Investors are paying a premium for these characteristics in FY22, and evidence of this is seen in Exhibit 7, below. We can see that SYNH has gained in relative strength against the benchmark S&P 500 medical devices, equipment and supplies index. In our view, this is evidence of the stock separating from this universe and converging to the upside. Particularly, as seen below, the April uptick in relative strength to the sector wasn’t fully realized on the chart until June/July.

Exhibit 7.

SYNH showing relative strength to wider sector

Data: Updata

An unambiguous measure of price objectives is needed in this case also, considering the market’s volatility. Point and figure charting indicates upside potential to the $93.50 zone, with two downside targets yet to be validated at $66-$40.50. This is a wide spread and the upside target needs incredible support to break through the 5 inner resistance lines formed from the any downthrusts SYNH is exhibited in FY22. Nevertheless, there is potential at the $93.50 level if price action reverses and charges north. Taking the arithmetic mean of these three gives us $66.80.

Exhibit 8.

Multiple upside and downside targets, wide spread: $93.50-$40.50

Data: Updata

Blending all three together and using historical averages sees us price SYNH at $66.15. The historical to implied valuation analysis is shown on the table below.

Exhibit 9.

Normalized vs. implied valuation analysis

Data: HB Insights, Refinitiv Eikon

Technical studies

On the 6-month cloud chart, shares are testing the cloud having done that 2x in FY22 and being rejected each time. The lag line has yet to catch up and looks to test the cloud soon too. OBV is rangebound and in a flag alongside momentum. Neither have made any movements to the upside or downside which leaves us to believe these next moves are crucial for the SYNH share price.

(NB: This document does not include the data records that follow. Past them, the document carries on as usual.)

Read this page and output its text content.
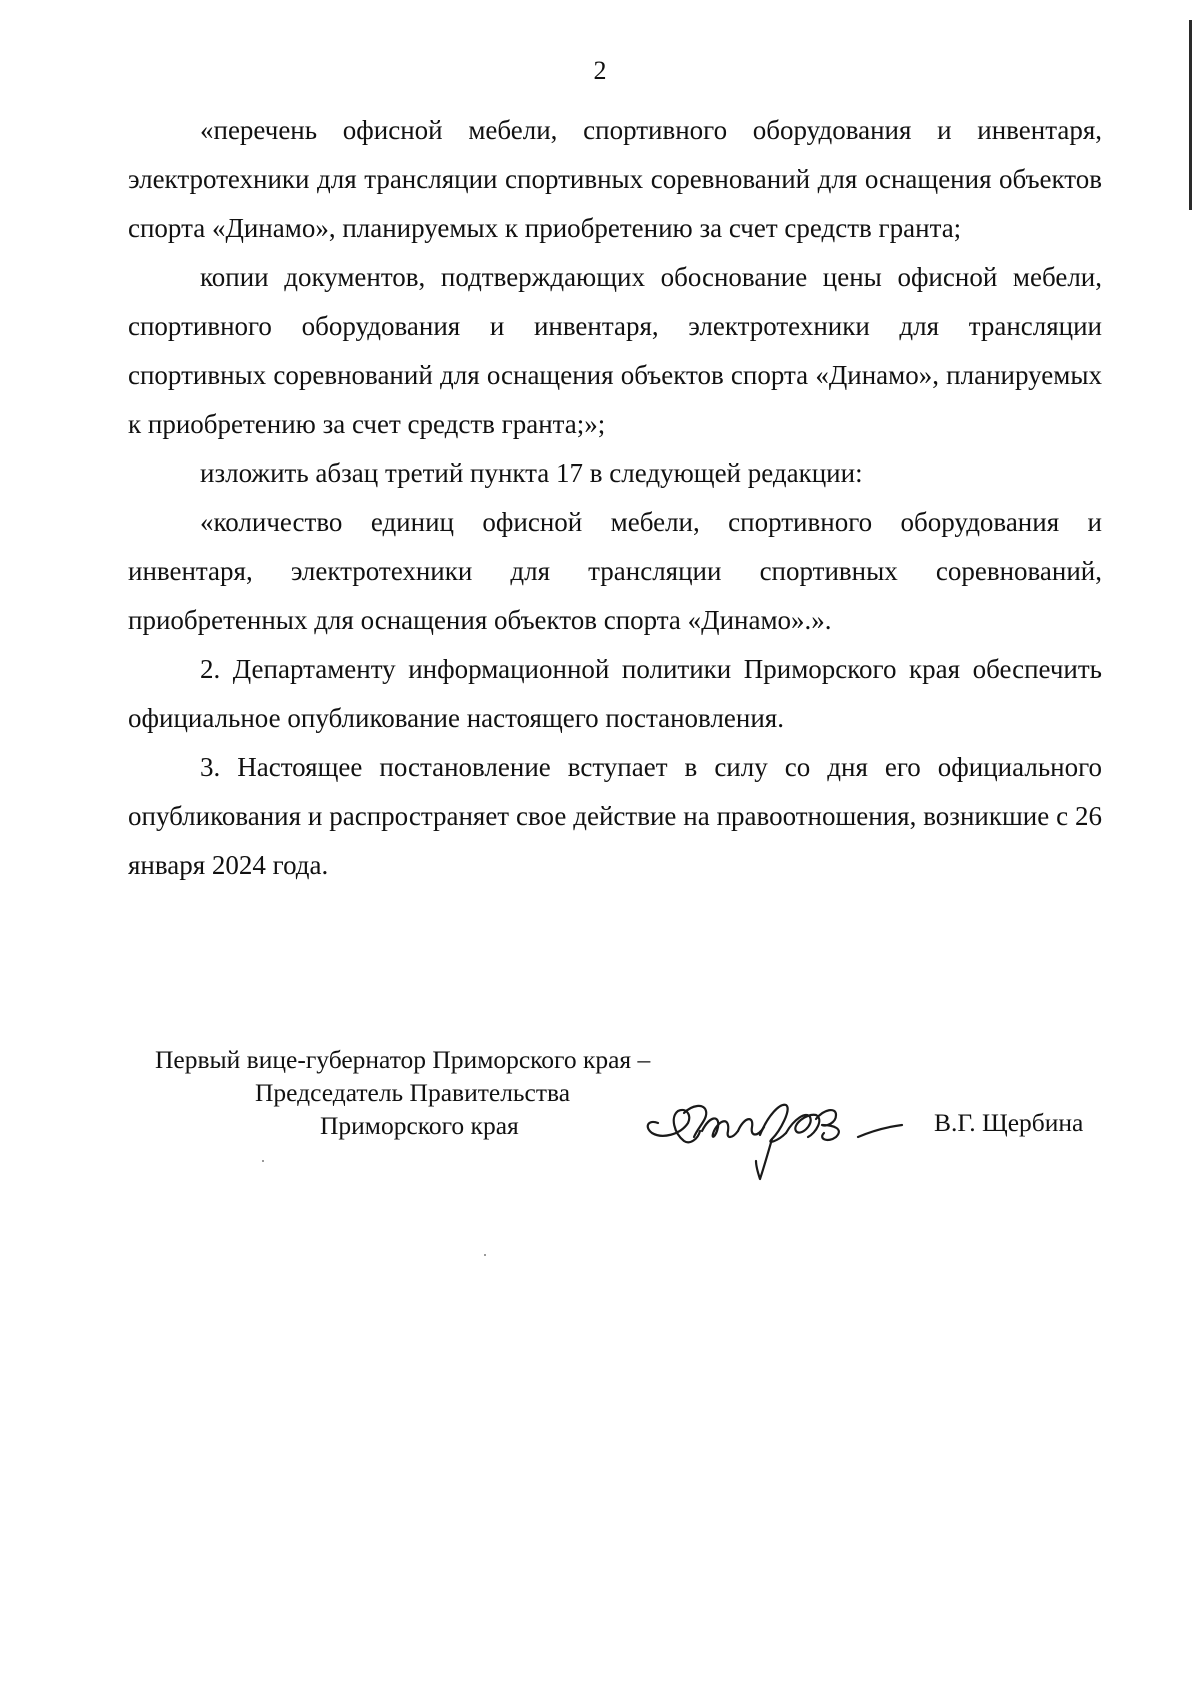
2

«перечень офисной мебели, спортивного оборудования и инвентаря, электротехники для трансляции спортивных соревнований для оснащения объектов спорта «Динамо», планируемых к приобретению за счет средств гранта;

копии документов, подтверждающих обоснование цены офисной мебели, спортивного оборудования и инвентаря, электротехники для трансляции спортивных соревнований для оснащения объектов спорта «Динамо», планируемых к приобретению за счет средств гранта;»;

изложить абзац третий пункта 17 в следующей редакции:

«количество единиц офисной мебели, спортивного оборудования и инвентаря, электротехники для трансляции спортивных соревнований, приобретенных для оснащения объектов спорта «Динамо».».

2. Департаменту информационной политики Приморского края обеспечить официальное опубликование настоящего постановления.

3. Настоящее постановление вступает в силу со дня его официального опубликования и распространяет свое действие на правоотношения, возникшие с 26 января 2024 года.

Первый вице-губернатор Приморского края –
Председатель Правительства
Приморского края	В.Г. Щербина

Should it break through the cloud, we’d be looking at near-term support at ~$75 by estimation.

Exhibit 10. Testing cloud support once more after 2x rejection in FY22

Data: Updata

Retracing the fibs down from its previous high to the June low, we can see that shares have tested the 23% mark x 2 with rejection and are reverting to the downside. A pullback to $62 would therefore signal bearish momentum. However, if buyers enter at this resistance level, we’d be looking at $78 for the next technical upside target. This is dislocated from price objectives found in earlier analysis and will need further investigation when more data arrives.

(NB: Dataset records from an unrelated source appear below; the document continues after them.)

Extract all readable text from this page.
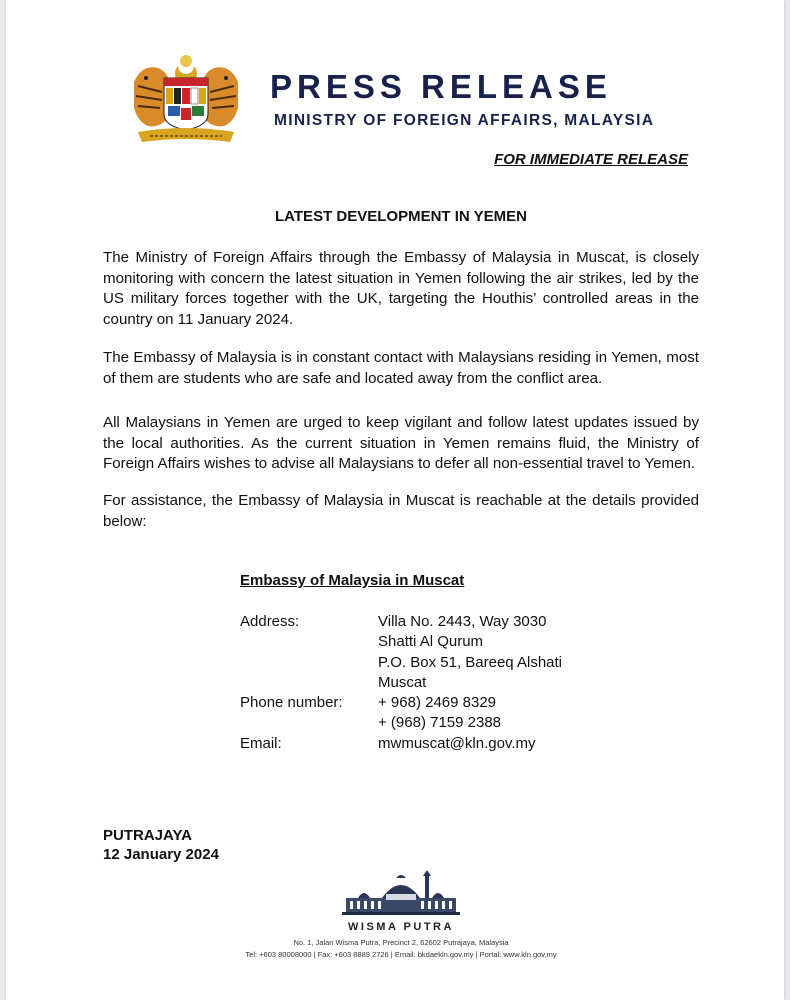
PRESS RELEASE
MINISTRY OF FOREIGN AFFAIRS, MALAYSIA
FOR IMMEDIATE RELEASE
LATEST DEVELOPMENT IN YEMEN
The Ministry of Foreign Affairs through the Embassy of Malaysia in Muscat, is closely monitoring with concern the latest situation in Yemen following the air strikes, led by the US military forces together with the UK, targeting the Houthis’ controlled areas in the country on 11 January 2024.
The Embassy of Malaysia is in constant contact with Malaysians residing in Yemen, most of them are students who are safe and located away from the conflict area.
All Malaysians in Yemen are urged to keep vigilant and follow latest updates issued by the local authorities. As the current situation in Yemen remains fluid, the Ministry of Foreign Affairs wishes to advise all Malaysians to defer all non-essential travel to Yemen.
For assistance, the Embassy of Malaysia in Muscat is reachable at the details provided below:
Embassy of Malaysia in Muscat
Address:	Villa No. 2443, Way 3030
Shatti Al Qurum
P.O. Box 51, Bareeq Alshati
Muscat
Phone number: + 968) 2469 8329
+ (968) 7159 2388
Email:	mwmuscat@kln.gov.my
PUTRAJAYA
12 January 2024
WISMA PUTRA
No. 1, Jalan Wisma Putra, Precinct 2, 62602 Putrajaya, Malaysia
Tel: +603 80008000 | Fax: +603 8889 2726 | Email: bkdaekln.gov.my | Portal: www.kln.gov.my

Exhibit 11. Testing key levels on the fibs’

Data: Updata

In short

SYNH presents with the fundamental characteristics that justify its inclusion as a defensible holding in an equity focused portfolio. Steady and consistent free cash conversion, respectable multiples and a new CEO all give it potential to re-rate. However, our findings show it may be richly valued at valuation of $66, ~$4 per share below the current market price.

As such, we’ve opted to wait for further confirmation on the charts to obtain a directional view on this name. There’s plenty of flesh to put on the skeleton, it’s just a question if investors will reward the stock instead of punishing it (and others) from wider systematic risks. Either sense, we’re trigger shy on this name right now. We rate shares neutral on a $66 PT.